- Other name: Entessar El-Saeed
- Occupations: A Lawyers/ Women's rights activist/ Chairperson of Cairo Foundation for Development and Law
- Organization(s): Cairo Foundation for Development and Law

= Entisar Elsaeed =

Egyptian women's rights lawyer and human rights activist

Entisar Elsaeed (also spelled Entessar El-Saeed, Intisar al-Saeed) is an Egyptian women's rights activist and the founder and director of the Cairo Foundation for Development and Law. Her foundation and mission primarily focus on curbing female genital mutilation, helping victims of domestic abuse, and providing sexual education.

== Activism ==

=== COVID-19 pandemic ===
With the coming of the COVID-19 pandemic, Elsaeed and her foundation focused on increasing domestic abuse inflicted on many women. With lockdown orders keeping men away from work and in homes for more hours of the day, the rate of domestic abuse was predicted to rise. Additionally, sexual education suffered during the pandemic, resulting in growing inability to access safe sexual information. Finally, the responsibility for keeping family members safe and socially distanced was observed to most frequently fall on the mother of the household, along with general responsibility for the health and care of the family. As a result, Elsaeed's foundation increased its output of educational material on all three of these issues, which allowed them to continue to make an impact while still adhering to safe COVID protocols.
https://www.ohchr.org/EN/NewsEvents/Pages/EgyptianWomenCOVID-19.aspx

=== Female genital mutilation ===
Elsaeed has spoken out against female genital mutilation (FGM) in Egypt, which has the largest number of women who have undergone FGM of any country. She approved of steps by the Egyptian government to impose harsher sentences for those convicted of perpetrating FGM, but spoke out about the cultural entrenchment of FGM in Egyptian society.

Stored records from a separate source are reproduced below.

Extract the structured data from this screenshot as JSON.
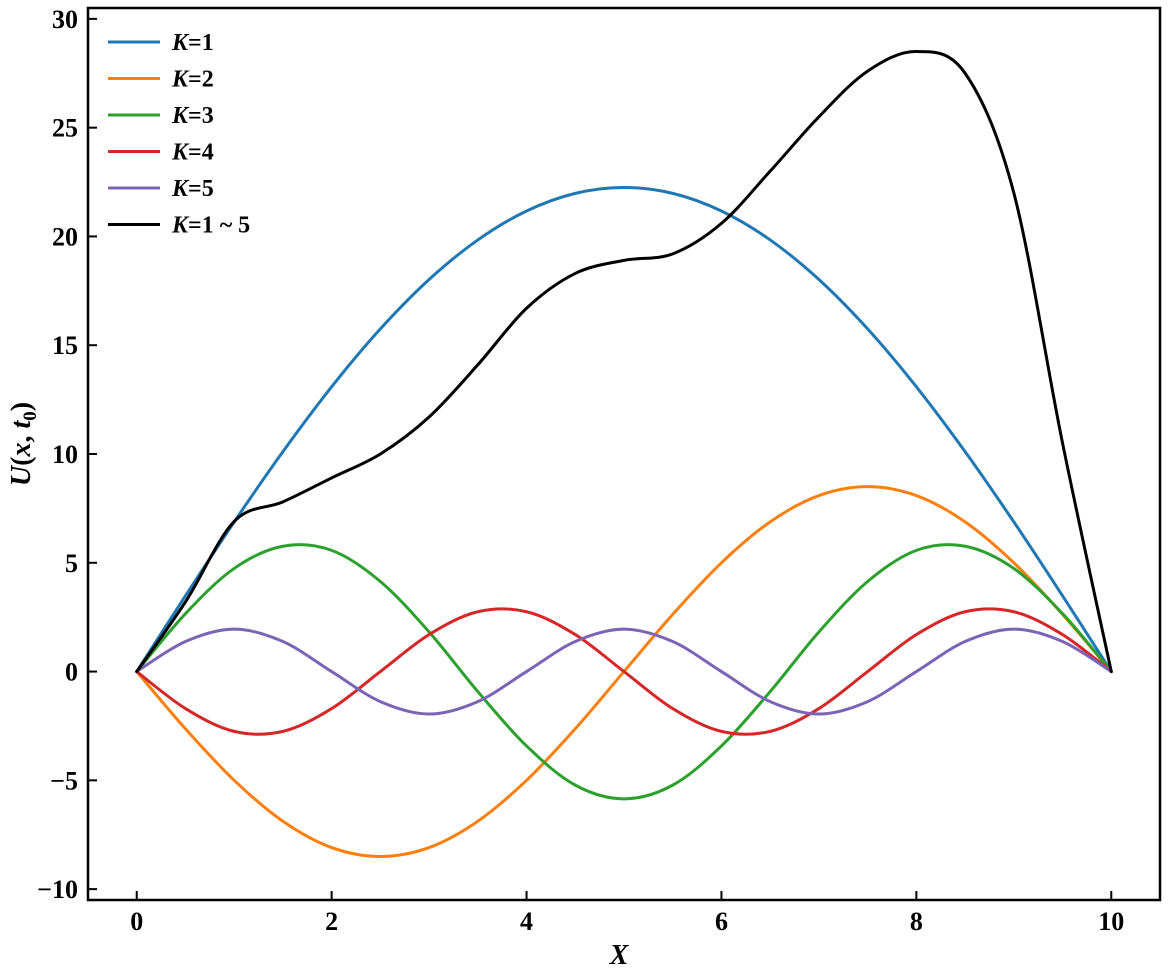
{
  "chart_data": {
    "type": "line",
    "title": "",
    "xlabel": "X",
    "ylabel": {
      "prefix": "U(",
      "var1": "x",
      "sep": ",",
      "var2": "t",
      "sub": "0",
      "suffix": ")"
    },
    "xlim": [
      -0.5,
      10.5
    ],
    "ylim": [
      -10.5,
      30.5
    ],
    "xticks": [
      0,
      2,
      4,
      6,
      8,
      10
    ],
    "xtick_labels": [
      "0",
      "2",
      "4",
      "6",
      "8",
      "10"
    ],
    "yticks": [
      -10,
      -5,
      0,
      5,
      10,
      15,
      20,
      25,
      30
    ],
    "ytick_labels": [
      "−10",
      "−5",
      "0",
      "5",
      "10",
      "15",
      "20",
      "25",
      "30"
    ],
    "grid": false,
    "legend_position": "top-left",
    "x": [
      0,
      0.5,
      1,
      1.5,
      2,
      2.5,
      3,
      3.5,
      4,
      4.5,
      5,
      5.5,
      6,
      6.5,
      7,
      7.5,
      8,
      8.5,
      9,
      9.5,
      10
    ],
    "series": [
      {
        "name": "K=1",
        "color": "#1f77b4",
        "values": [
          0,
          3.48,
          6.88,
          10.11,
          13.09,
          15.75,
          18.02,
          19.84,
          21.17,
          21.98,
          22.25,
          21.98,
          21.17,
          19.84,
          18.02,
          15.75,
          13.09,
          10.11,
          6.88,
          3.48,
          0
        ]
      },
      {
        "name": "K=2",
        "color": "#ff7f0e",
        "values": [
          0,
          -2.63,
          -5.0,
          -6.88,
          -8.09,
          -8.5,
          -8.09,
          -6.88,
          -5.0,
          -2.63,
          0,
          2.63,
          5.0,
          6.88,
          8.09,
          8.5,
          8.09,
          6.88,
          5.0,
          2.63,
          0
        ]
      },
      {
        "name": "K=3",
        "color": "#2ca02c",
        "values": [
          0,
          2.66,
          4.74,
          5.76,
          5.57,
          4.14,
          1.82,
          -0.92,
          -3.42,
          -5.22,
          -5.85,
          -5.22,
          -3.42,
          -0.92,
          1.82,
          4.14,
          5.57,
          5.76,
          4.74,
          2.66,
          0
        ]
      },
      {
        "name": "K=4",
        "color": "#d62728",
        "values": [
          0,
          -1.7,
          -2.75,
          -2.75,
          -1.7,
          0,
          1.7,
          2.75,
          2.75,
          1.7,
          0,
          -1.7,
          -2.75,
          -2.75,
          -1.7,
          0,
          1.7,
          2.75,
          2.75,
          1.7,
          0
        ]
      },
      {
        "name": "K=5",
        "color": "#7b64b5",
        "values": [
          0,
          1.38,
          1.95,
          1.38,
          0,
          -1.38,
          -1.95,
          -1.38,
          0,
          1.38,
          1.95,
          1.38,
          0,
          -1.38,
          -1.95,
          -1.38,
          0,
          1.38,
          1.95,
          1.38,
          0
        ]
      },
      {
        "name": "K=1 ~ 5",
        "color": "#000000",
        "values": [
          0,
          3.2,
          6.9,
          7.8,
          8.9,
          10.0,
          11.7,
          14.1,
          16.7,
          18.3,
          18.9,
          19.2,
          20.6,
          23.0,
          25.5,
          27.6,
          28.5,
          27.5,
          22.0,
          10.5,
          0
        ]
      }
    ]
  }
}
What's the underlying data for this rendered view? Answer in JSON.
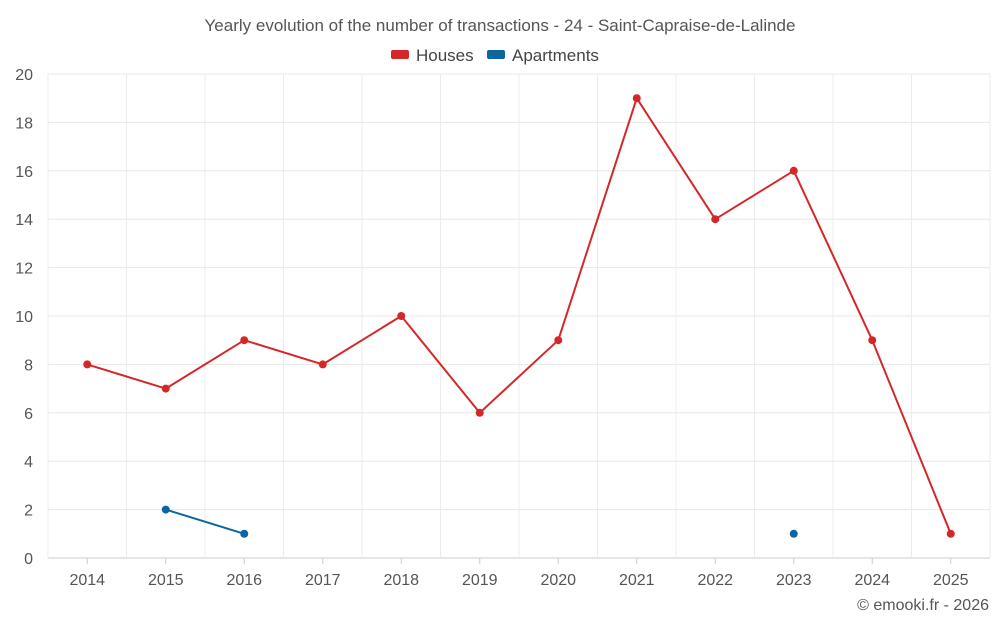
{
  "chart_data": {
    "type": "line",
    "title": "Yearly evolution of the number of transactions - 24 - Saint-Capraise-de-Lalinde",
    "categories": [
      "2014",
      "2015",
      "2016",
      "2017",
      "2018",
      "2019",
      "2020",
      "2021",
      "2022",
      "2023",
      "2024",
      "2025"
    ],
    "ylim": [
      0,
      20
    ],
    "yticks": [
      0,
      2,
      4,
      6,
      8,
      10,
      12,
      14,
      16,
      18,
      20
    ],
    "grid": true,
    "legend_position": "top-center",
    "xlabel": "",
    "ylabel": "",
    "series": [
      {
        "name": "Houses",
        "color": "#d62728",
        "values": [
          8,
          7,
          9,
          8,
          10,
          6,
          9,
          19,
          14,
          16,
          9,
          1
        ]
      },
      {
        "name": "Apartments",
        "color": "#0b66a0",
        "values": [
          null,
          2,
          1,
          null,
          null,
          null,
          null,
          null,
          null,
          1,
          null,
          null
        ]
      }
    ]
  },
  "credit": "© emooki.fr - 2026"
}
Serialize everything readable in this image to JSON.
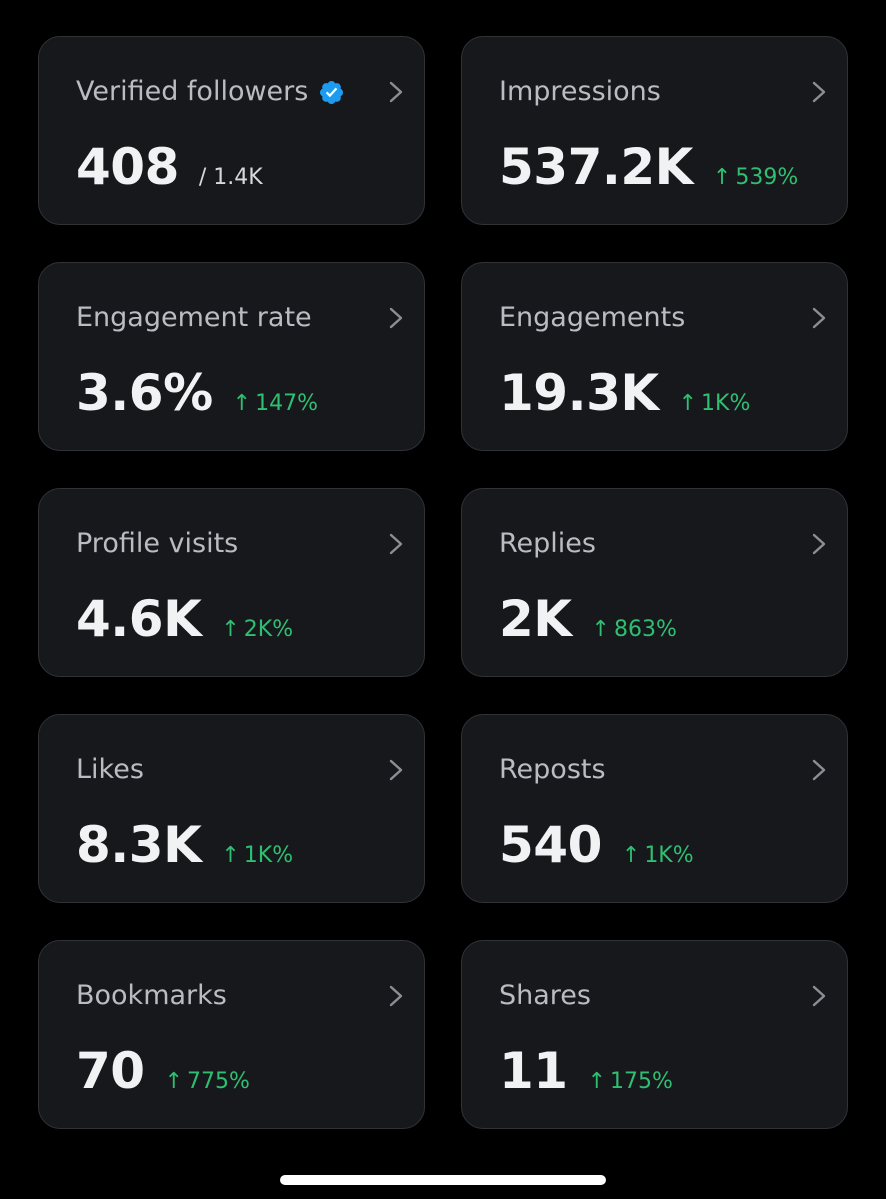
{
  "colors": {
    "background": "#000000",
    "card": "#17181c",
    "card_border": "#2f3336",
    "title_text": "#b9bcc1",
    "value_text": "#f1f2f3",
    "delta_positive": "#2fbf71",
    "verified_badge": "#1d9bf0"
  },
  "cards": [
    {
      "title": "Verified followers",
      "value": "408",
      "sub": "/ 1.4K",
      "delta": "",
      "badge_icon": "verified-badge-icon"
    },
    {
      "title": "Impressions",
      "value": "537.2K",
      "sub": "",
      "delta": "539%"
    },
    {
      "title": "Engagement rate",
      "value": "3.6%",
      "sub": "",
      "delta": "147%"
    },
    {
      "title": "Engagements",
      "value": "19.3K",
      "sub": "",
      "delta": "1K%"
    },
    {
      "title": "Profile visits",
      "value": "4.6K",
      "sub": "",
      "delta": "2K%"
    },
    {
      "title": "Replies",
      "value": "2K",
      "sub": "",
      "delta": "863%"
    },
    {
      "title": "Likes",
      "value": "8.3K",
      "sub": "",
      "delta": "1K%"
    },
    {
      "title": "Reposts",
      "value": "540",
      "sub": "",
      "delta": "1K%"
    },
    {
      "title": "Bookmarks",
      "value": "70",
      "sub": "",
      "delta": "775%"
    },
    {
      "title": "Shares",
      "value": "11",
      "sub": "",
      "delta": "175%"
    }
  ],
  "icons": {
    "delta_arrow": "↑",
    "chevron": "chevron-right-icon"
  }
}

Elsaeed cited concerns that laws would not be enforced and convictions would be few and far between.

=== Free speech ===
In addition, Elsaeed supported the free speech of two young Egyptian women who were imprisoned for "inciting debauchery" by posting videos on TikTok, a popular social media and video-sharing application. The two women faced human trafficking charges. Elsaeed has criticized the inability of many in Egypt to adjust to new cultural changes which have developed as a result of social media.

Elsaeed also commented on safe spaces, remarking on local project Girl Zone in rural Banha, near Cairo, that while she supported the project's goal of encouraging girls to engage in community work, culture, and sports, the safe space also promoted segregation, isolation, and discrimination. She noted that creation of such a safe space would be better done in more rural areas such as Upper Egypt, where women face stricter restrictions and alienation.

Women's Rights

As grassroots feminist movements in Egypt began to take place, Elsaeed asserted that new legislation regarding personal status proposed by the Egyptian government should promote gender equality. She further asserted that custody cases should be decided in compliance with international law, educational guardianship should be shared, and women should have personal autonomy and freedoms without requiring permission from their husbands. She described this treatment of women in the 21st century as "inconceivable".